Ехал посланник, ехал и размышлял. Было ему известно, каковы условия мира, и оттого тяжело было у него на душе. Мира желал он, ибо любил страну свою, но жениться на принцессе Рифее совсем не желал он, ибо любил другую, да и принцесса была совсем ещё девочкой. Но воля короля – закон, и знал Гордей, что придётся подчиниться.
Долго ли, коротко ли, наконец Гордей прибыл в королевский замок Энпицесии и немедля отправился к королю. Тот как раз принимал сына своего, наследного принца Прохора, но прибывшего с ответом племянника распорядился впустить.
Вошёл Гордей в тронный зал, опустился перед троном на одно колено и подал почтительно свиток запечатанный. Взял король свиток, раскрыл, стал читать.
– Какие вести, отец? – спросил принц Прохор, ибо был он юношей нетерпеливым.
Не сразу ответил король, размышляя, но наконец выпрямился и произнёс:
– Вести хорошие. Всё складывается даже лучше, чем я замышлял. Поднимись, Гордей, у меня для тебя новое поручение.
Послушно поднялся Гордей с колен, хоть усталость от долгого пути и томила его.
– Что мне сделать для вас, милорд? – сказал он тихо.
– Пока только слушай, – усмехнулся король. – Ты, я думаю, понимаешь, с какой целью я затеял эти переговоры? Я хочу присоединить Чиллию к своим владениям, и, если нельзя сделать это силой, придётся пустить в ход хитрость. Их король немолод, а сыновей у него всё нет. При таких обстоятельствах власть перейдёт к одной из дочерей. Но если старшая дочь будет замужем за мной, средняя – за моим сыном, а младшая – за тобой, трон Чиллии перейдёт к нам, ко мне... При условии, что прямых наследников не будет. Понимаешь, что это значит? Король их, может, и немолод, а вот королева ещё в подходящем возрасте, и если у неё появится ребёнок, она может сказать, что это – ребёнок короля. Можем ли мы это допустить? Можем ли, племянник мой?
Молча слушал Гордей речь короля, не поднимая взгляда, но на прямой вопрос ответить должен был – и ответил:
– Если так случится, милорд, ваши усилия будут бесполезны.

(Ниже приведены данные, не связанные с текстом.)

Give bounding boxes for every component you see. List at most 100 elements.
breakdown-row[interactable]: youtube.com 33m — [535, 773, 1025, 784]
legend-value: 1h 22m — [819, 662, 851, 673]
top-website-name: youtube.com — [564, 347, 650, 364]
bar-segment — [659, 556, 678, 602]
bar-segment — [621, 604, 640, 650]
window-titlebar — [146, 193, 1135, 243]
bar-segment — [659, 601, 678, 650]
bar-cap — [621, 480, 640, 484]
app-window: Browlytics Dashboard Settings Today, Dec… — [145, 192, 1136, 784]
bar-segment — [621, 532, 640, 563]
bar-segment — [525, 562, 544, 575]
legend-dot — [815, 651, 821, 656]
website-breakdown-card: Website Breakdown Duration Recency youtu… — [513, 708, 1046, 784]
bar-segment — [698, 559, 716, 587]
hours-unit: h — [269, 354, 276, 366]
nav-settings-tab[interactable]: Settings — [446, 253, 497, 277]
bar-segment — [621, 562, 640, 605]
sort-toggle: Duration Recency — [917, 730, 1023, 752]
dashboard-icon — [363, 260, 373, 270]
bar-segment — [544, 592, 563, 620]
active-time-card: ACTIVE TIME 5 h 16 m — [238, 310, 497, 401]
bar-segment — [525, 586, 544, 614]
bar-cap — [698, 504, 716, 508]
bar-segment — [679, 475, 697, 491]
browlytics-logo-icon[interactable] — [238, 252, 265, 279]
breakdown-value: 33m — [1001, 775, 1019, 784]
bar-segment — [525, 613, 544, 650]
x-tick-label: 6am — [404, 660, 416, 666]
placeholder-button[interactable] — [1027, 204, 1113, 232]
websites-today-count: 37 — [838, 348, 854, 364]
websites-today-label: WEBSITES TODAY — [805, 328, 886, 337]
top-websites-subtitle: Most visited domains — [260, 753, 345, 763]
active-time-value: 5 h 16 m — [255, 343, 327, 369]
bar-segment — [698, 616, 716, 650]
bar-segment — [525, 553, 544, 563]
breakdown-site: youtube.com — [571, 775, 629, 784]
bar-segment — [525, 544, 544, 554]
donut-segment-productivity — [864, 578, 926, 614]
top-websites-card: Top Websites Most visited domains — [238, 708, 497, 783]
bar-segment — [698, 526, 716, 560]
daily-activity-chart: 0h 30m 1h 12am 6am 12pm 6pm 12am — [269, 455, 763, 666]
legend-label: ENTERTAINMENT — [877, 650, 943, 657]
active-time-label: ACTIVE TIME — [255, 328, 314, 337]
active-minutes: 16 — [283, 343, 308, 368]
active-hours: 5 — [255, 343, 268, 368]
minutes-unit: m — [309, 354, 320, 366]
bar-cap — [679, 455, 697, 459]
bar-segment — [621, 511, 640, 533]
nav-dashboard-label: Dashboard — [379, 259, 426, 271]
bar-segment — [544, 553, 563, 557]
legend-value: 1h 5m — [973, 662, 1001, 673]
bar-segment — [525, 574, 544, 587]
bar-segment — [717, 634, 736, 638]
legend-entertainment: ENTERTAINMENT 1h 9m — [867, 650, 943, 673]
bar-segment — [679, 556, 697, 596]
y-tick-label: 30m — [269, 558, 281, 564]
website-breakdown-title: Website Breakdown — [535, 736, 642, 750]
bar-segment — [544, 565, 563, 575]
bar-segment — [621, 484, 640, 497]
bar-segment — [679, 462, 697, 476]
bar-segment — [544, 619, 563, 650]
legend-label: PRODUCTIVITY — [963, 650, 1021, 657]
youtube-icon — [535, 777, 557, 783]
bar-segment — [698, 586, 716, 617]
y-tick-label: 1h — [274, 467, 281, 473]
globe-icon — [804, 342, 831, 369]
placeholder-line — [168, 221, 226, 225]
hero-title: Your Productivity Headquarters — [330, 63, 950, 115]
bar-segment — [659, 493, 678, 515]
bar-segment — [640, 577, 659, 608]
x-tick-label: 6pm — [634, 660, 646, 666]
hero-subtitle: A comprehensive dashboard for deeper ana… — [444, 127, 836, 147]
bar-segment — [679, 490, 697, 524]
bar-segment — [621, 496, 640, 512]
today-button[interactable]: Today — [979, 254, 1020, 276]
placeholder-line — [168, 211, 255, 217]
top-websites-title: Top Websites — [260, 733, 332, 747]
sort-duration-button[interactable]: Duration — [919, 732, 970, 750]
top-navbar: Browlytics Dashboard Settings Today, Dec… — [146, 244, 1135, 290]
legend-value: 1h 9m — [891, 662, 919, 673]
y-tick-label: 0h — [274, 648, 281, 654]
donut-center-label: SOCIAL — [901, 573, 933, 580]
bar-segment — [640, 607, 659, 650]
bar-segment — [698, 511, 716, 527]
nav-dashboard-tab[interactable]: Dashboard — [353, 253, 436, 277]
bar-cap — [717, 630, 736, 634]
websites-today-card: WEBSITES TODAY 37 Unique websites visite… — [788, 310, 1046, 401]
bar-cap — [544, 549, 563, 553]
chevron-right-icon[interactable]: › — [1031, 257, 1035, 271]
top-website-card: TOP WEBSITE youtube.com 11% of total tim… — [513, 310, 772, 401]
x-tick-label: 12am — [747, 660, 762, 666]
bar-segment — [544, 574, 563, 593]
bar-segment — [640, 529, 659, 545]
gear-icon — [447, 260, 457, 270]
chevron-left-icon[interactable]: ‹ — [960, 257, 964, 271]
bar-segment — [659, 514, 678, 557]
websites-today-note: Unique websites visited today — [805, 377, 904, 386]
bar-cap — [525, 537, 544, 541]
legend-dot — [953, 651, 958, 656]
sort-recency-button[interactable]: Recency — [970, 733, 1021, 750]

– Верно, – улыбнулся король. – Если появится наследник, всё будет бесполезно, королевства не объединятся. И снова будет вражда, снова будут умирать люди... Ты ведь не хочешь этого, племянник мой? Кто знает, что может случиться на войне. Сражения уже ведутся на границе владений герцога Ямакавского, твоего отца, и он сражается храбро, но долго ли будет хранить его Господь?
– Да, милорд, я не люблю войны, – отвечал Гордей. – Я хочу мира.
– Значит, ты понимаешь, что за поручения у меня к тебе будут, – король поднялся с трона. – Вы с сыном моим Прохором завтра же утром отправитесь в Чиллию. Ты отдашь письмо моё королю и останешься в замке как заложник доброй воли моей, а также как гость и как жених. Жить ты будешь отныне при их дворе твоей невесты, после свадьбы же... Поглядим.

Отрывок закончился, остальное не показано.